Is the wheel turning again with another bold Texan in power? Hard to know, of course, and the Democrats won’t rise in some mere hydraulic fashion. They need to find vision, ideas and charismatic leaders, and none of them seem to be in great supply. But the line of products – call them “Bush Right” – suddenly is looking like what marketers call a “mature brand.” There are signs of age, strain and overreach, internally and externally.
A generation ago, voters turned against the Democrats for the excesses of their welfare-state, big-government thinking. Washington WASN’T the answer to everything.
But, voters may conclude, the Bible isn't either.

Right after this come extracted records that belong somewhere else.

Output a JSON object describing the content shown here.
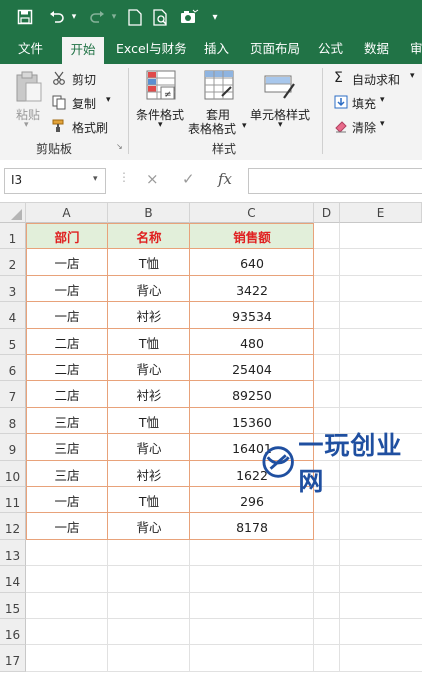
{
  "quick_access": {
    "icons": [
      "save-icon",
      "undo-icon",
      "redo-icon",
      "new-file-icon",
      "print-preview-icon",
      "camera-icon",
      "customize-icon"
    ]
  },
  "tabs": [
    "文件",
    "开始",
    "Excel与财务",
    "插入",
    "页面布局",
    "公式",
    "数据",
    "审"
  ],
  "active_tab": "开始",
  "ribbon": {
    "paste": "粘贴",
    "cut": "剪切",
    "copy": "复制",
    "format_painter": "格式刷",
    "clipboard_group": "剪贴板",
    "conditional_format": "条件格式",
    "table_format_1": "套用",
    "table_format_2": "表格格式",
    "cell_style": "单元格样式",
    "styles_group": "样式",
    "autosum": "自动求和",
    "fill": "填充",
    "clear": "清除"
  },
  "formula_bar": {
    "name_box": "I3",
    "cancel": "×",
    "enter": "✓",
    "fx": "fx",
    "value": ""
  },
  "grid": {
    "columns": [
      "A",
      "B",
      "C",
      "D",
      "E"
    ],
    "rows": [
      "1",
      "2",
      "3",
      "4",
      "5",
      "6",
      "7",
      "8",
      "9",
      "10",
      "11",
      "12",
      "13",
      "14",
      "15",
      "16",
      "17"
    ],
    "headers": [
      "部门",
      "名称",
      "销售额"
    ],
    "data": [
      [
        "一店",
        "T恤",
        "640"
      ],
      [
        "一店",
        "背心",
        "3422"
      ],
      [
        "一店",
        "衬衫",
        "93534"
      ],
      [
        "二店",
        "T恤",
        "480"
      ],
      [
        "二店",
        "背心",
        "25404"
      ],
      [
        "二店",
        "衬衫",
        "89250"
      ],
      [
        "三店",
        "T恤",
        "15360"
      ],
      [
        "三店",
        "背心",
        "16401"
      ],
      [
        "三店",
        "衬衫",
        "1622"
      ],
      [
        "一店",
        "T恤",
        "296"
      ],
      [
        "一店",
        "背心",
        "8178"
      ]
    ]
  },
  "colors": {
    "brand": "#217346",
    "header_text": "#e02020",
    "header_fill": "#e2efda",
    "table_border": "#e8a27a",
    "watermark": "#1f4fa0"
  },
  "watermark": "一玩创业网"
}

They could turn against the GOP if they think the party is sacrificing the American tradition of pragmatism and respect for scientific progress – on, say, stem-cell research – in favor of religious fundamentalism, however sincere. Take a look at some of the key supporters of stem-cell research: Nancy Reagan, to name one – not to mention corporate executives who don’t want to see research money and energy drift away to other countries. Two religions are in collision, one of them secular and scientific, the other Biblical.
All that glitters is not gold
The external pressures on the GOP were mounting before the “Gang of 14” deal set off a food fight in the Big Tent.

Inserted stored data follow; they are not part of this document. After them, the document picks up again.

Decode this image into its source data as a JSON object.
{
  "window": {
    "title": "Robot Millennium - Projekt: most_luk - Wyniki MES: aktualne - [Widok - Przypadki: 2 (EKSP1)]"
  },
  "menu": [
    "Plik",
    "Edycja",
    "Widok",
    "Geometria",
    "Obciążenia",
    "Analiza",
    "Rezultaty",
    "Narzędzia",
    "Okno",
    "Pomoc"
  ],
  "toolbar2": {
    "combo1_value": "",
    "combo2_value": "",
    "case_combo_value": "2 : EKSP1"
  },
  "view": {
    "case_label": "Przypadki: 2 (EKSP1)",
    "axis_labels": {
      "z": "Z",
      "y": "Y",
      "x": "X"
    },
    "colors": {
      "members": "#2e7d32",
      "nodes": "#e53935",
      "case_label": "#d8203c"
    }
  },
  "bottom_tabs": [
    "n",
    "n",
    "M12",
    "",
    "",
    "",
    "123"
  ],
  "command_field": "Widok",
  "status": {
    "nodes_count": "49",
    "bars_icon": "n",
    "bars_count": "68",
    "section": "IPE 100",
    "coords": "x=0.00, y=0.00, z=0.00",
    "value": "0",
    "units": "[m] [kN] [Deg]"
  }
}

To the extent the American economy is doing well, the president isn’t getting credit. Gasoline prices are one reason; the listless stock market (in which 60 million Americans are directly invested) is another. Bush pushed his entire pile of second-term chips to the middle of the Texas Hold ‘Em table when he bet on Social Security reform. He’s down to his undershirt on that one.

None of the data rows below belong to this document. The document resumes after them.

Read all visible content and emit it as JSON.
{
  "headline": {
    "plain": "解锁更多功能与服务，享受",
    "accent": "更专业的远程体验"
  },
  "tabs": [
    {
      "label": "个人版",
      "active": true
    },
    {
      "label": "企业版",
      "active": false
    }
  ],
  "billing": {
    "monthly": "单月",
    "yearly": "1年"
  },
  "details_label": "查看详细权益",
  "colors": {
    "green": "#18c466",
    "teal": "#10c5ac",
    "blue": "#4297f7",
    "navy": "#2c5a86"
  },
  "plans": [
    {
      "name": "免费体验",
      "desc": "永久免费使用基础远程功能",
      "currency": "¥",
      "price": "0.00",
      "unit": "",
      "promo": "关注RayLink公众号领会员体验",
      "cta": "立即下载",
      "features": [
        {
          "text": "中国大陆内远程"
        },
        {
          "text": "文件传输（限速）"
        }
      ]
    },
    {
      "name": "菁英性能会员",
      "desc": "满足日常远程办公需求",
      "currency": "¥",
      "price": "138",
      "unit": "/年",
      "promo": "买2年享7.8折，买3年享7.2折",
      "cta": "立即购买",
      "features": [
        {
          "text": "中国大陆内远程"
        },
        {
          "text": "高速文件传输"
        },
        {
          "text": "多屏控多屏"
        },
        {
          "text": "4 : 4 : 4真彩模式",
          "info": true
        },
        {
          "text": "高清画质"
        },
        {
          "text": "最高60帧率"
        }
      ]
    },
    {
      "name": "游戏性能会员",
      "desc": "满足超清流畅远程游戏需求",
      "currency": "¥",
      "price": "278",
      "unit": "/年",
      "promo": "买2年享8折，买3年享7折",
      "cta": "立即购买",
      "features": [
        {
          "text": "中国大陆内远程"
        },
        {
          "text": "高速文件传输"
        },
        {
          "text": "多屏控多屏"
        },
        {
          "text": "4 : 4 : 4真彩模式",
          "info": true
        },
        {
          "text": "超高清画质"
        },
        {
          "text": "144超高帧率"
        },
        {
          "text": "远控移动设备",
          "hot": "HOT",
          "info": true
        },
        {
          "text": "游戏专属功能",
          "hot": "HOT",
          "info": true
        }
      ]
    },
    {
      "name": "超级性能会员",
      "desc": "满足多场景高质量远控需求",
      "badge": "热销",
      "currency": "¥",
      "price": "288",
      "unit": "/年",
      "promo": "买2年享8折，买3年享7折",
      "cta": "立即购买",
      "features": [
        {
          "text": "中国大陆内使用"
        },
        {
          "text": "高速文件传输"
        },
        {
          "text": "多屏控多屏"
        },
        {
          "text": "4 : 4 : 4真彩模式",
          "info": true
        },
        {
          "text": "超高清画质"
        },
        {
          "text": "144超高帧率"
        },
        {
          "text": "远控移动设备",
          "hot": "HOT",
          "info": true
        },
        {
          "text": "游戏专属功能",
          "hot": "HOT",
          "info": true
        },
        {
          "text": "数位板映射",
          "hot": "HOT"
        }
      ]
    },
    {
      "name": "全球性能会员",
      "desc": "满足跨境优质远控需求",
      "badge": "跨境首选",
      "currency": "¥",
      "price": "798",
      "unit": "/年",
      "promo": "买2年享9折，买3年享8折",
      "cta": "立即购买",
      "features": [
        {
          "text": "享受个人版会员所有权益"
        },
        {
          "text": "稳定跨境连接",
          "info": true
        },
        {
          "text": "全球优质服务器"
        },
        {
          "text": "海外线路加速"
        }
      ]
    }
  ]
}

Then there's the health-care system, which is an incomprehensible and expensive mess. Voters may agree with the president that trial lawyers are one reason why, but Americans have a sense that the trouble is deeper than that, and the greed more endemic. Federal spending has run wild under GOP control of Congress – and voters (many of them Republicans) may be about to conclude that Republican leaders are using the war on terror as a cover story for profligacy.
Looking abroad, voters haven’t quite lost patience with the war in Iraq. But they have lost hope that it will lead to a sunny upland of peace and security, and their skepticism could turn into a “bring-them-home” crusade.
Voters remain supportive of the president’s overall handing of the war on terror, but the rest of the Bush poll numbers must make for dismal reading at the White House: down on the economy, down on Social Security, down on the handling of the war in Iraq. He’s still in fat city compared with Republican-run Congress, which is posting the same kind of ratings the Democrats did when Newt Gingrich let his uprising back in 1994.
But it is the internal fissures that signal an aging and vulnerable political cycle.